The most straightforward solution would be forward a router port to the ssh port (22) on your Pi at 47 X Rd, and tunnel in there from 55 X Rd.
First, open up the eventbus port at 47X:
brewblox-ctl service expose eventbus 1883:1883
Below is a good walktrough on how to set up an SSH tunnel. For it to work, you need to open a port on your router, and forward it to port 22 on your Pi at 47X.
Don’t open port 22 on your router: it’ll attract a lot of automated malware login attempts.
You must change the Pi password from it’s default value, or disable password SSH login entirely.
Let’s assume the external IP address of 47X is 123.456.0.47, you opened port 8822 on your router at 47X, and forwarded that to port 22 on your Pi.
Follow the instructions in the article.
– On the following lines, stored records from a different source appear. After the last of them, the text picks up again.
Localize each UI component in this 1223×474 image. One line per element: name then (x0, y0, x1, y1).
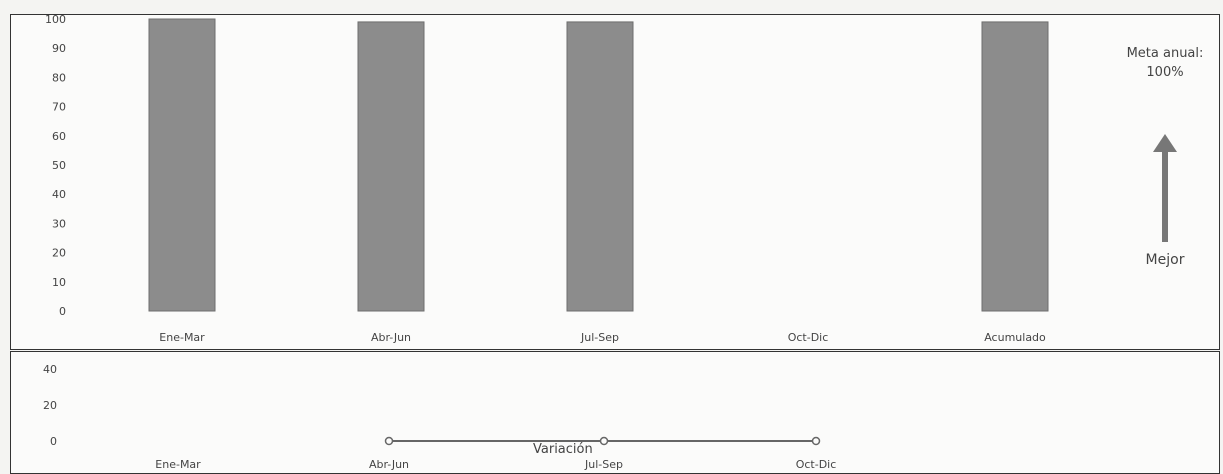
line-category-label: Oct-Dic (796, 458, 837, 471)
bar-acumulado (981, 21, 1049, 312)
bar-y-tick-label: 40 (52, 188, 66, 201)
line-category-label: Jul-Sep (584, 458, 623, 471)
bar-ene-mar (148, 18, 216, 312)
bar-y-tick-label: 0 (59, 305, 66, 318)
bar-y-tick-label: 100 (45, 13, 66, 26)
bar-y-tick-label: 50 (52, 159, 66, 172)
variation-point (599, 436, 609, 446)
line-category-label: Ene-Mar (155, 458, 201, 471)
line-y-tick-label: 40 (43, 363, 57, 376)
bar-category-label: Abr-Jun (371, 331, 411, 344)
bar-y-tick-label: 20 (52, 247, 66, 260)
bar-y-tick-label: 90 (52, 42, 66, 55)
bar-y-tick-label: 30 (52, 217, 66, 230)
better-label: Mejor (1145, 252, 1185, 268)
bar-y-tick-label: 70 (52, 101, 66, 114)
bar-jul-sep (566, 21, 634, 312)
variation-point (384, 436, 394, 446)
line-y-tick-label: 20 (43, 399, 57, 412)
bar-category-label: Jul-Sep (580, 331, 619, 344)
bar-y-tick-label: 10 (52, 276, 66, 289)
line-category-label: Abr-Jun (369, 458, 409, 471)
bar-category-label: Acumulado (984, 331, 1046, 344)
better-up-arrow-icon (1153, 134, 1177, 242)
series-label-variacion: Variación (533, 442, 593, 457)
bar-y-tick-label: 80 (52, 71, 66, 84)
variation-point (811, 436, 821, 446)
bar-category-label: Oct-Dic (788, 331, 829, 344)
bar-category-label: Ene-Mar (159, 331, 205, 344)
annual-goal-label: Meta anual: 100% (1106, 44, 1223, 82)
variation-chart-panel (10, 351, 1220, 474)
annual-goal-value: 100% (1146, 65, 1184, 80)
bar-chart: 0 10 20 30 40 50 60 70 80 90 100 Ene-Mar Abr-Jun Jul… (45, 13, 1049, 344)
bar-y-tick-label: 60 (52, 130, 66, 143)
annual-goal-title: Meta anual: (1126, 46, 1204, 61)
line-y-tick-label: 0 (50, 435, 57, 448)
bar-abr-jun (357, 21, 425, 312)
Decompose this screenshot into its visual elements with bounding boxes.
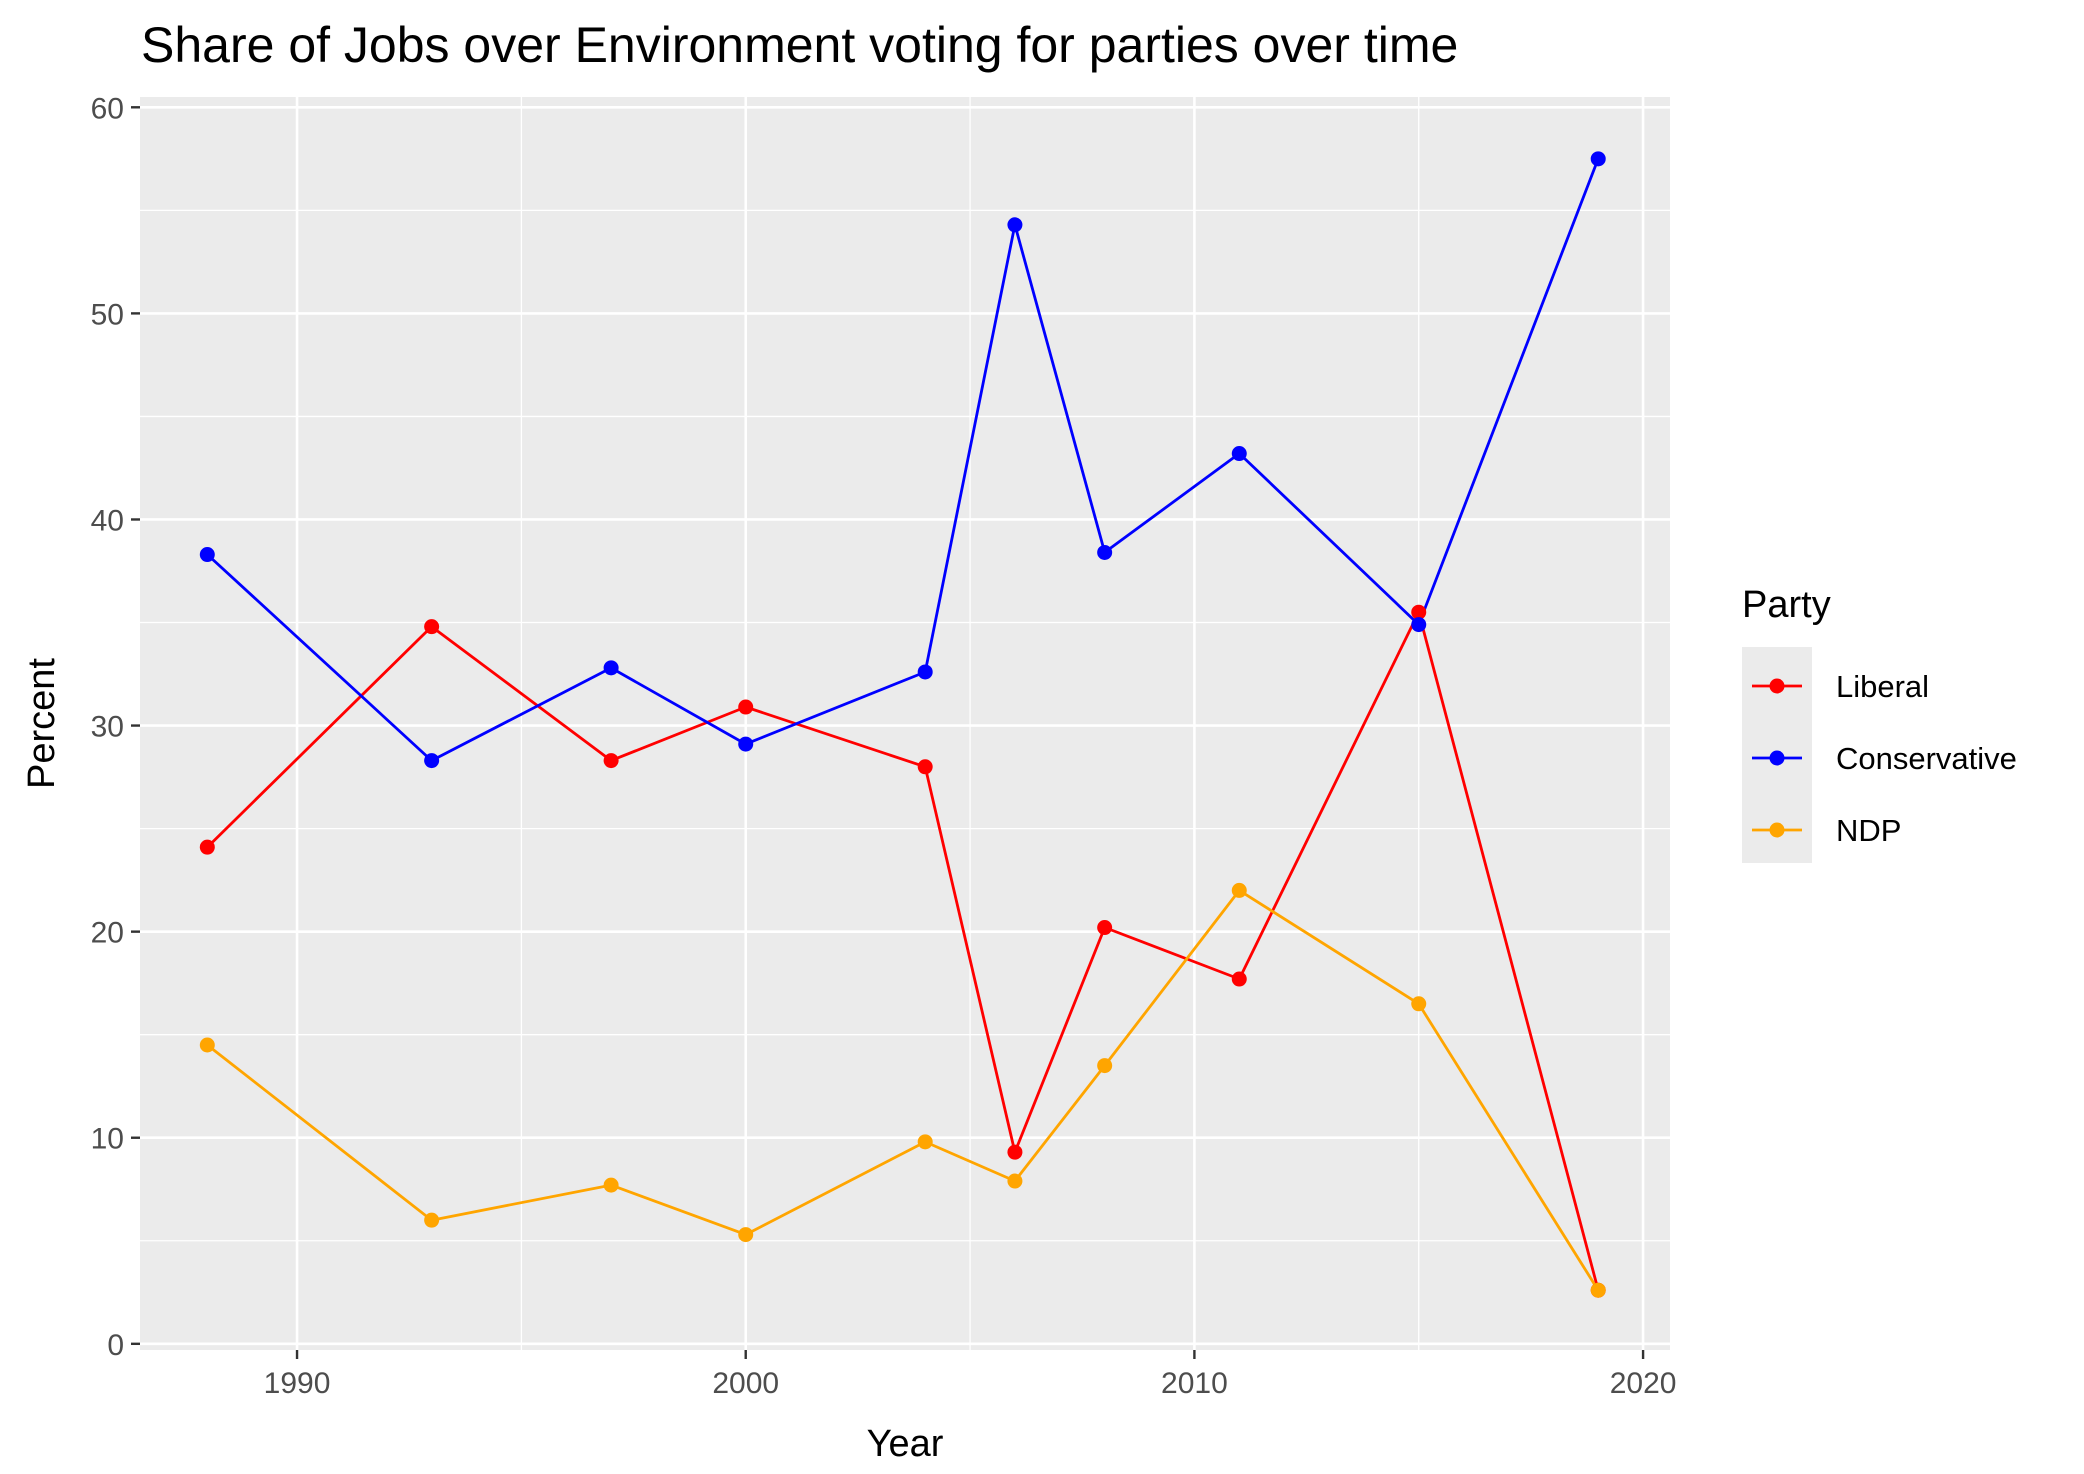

They use 8080 as redirect target, and 3000 as application port.
The 8080 doesn’t matter as long as there’s no conflict.
Replace 3000 with 1883, and where they connect with admin@server1.example.com
, use pi@123.456.0.47:8822
.
Now, at 55X, install Brewblox. Discover and name your sensor. Use a different name for your Spark service than the ones running at 47X.
When your service is set up and working locally, we’ll forward all its published data through the SSH tunnel to 47X.
The use case is rather interesting, so I think I’ll build a trivial forwarding service, and publish that as docker image. I’ll let you know in a bit when it’s done.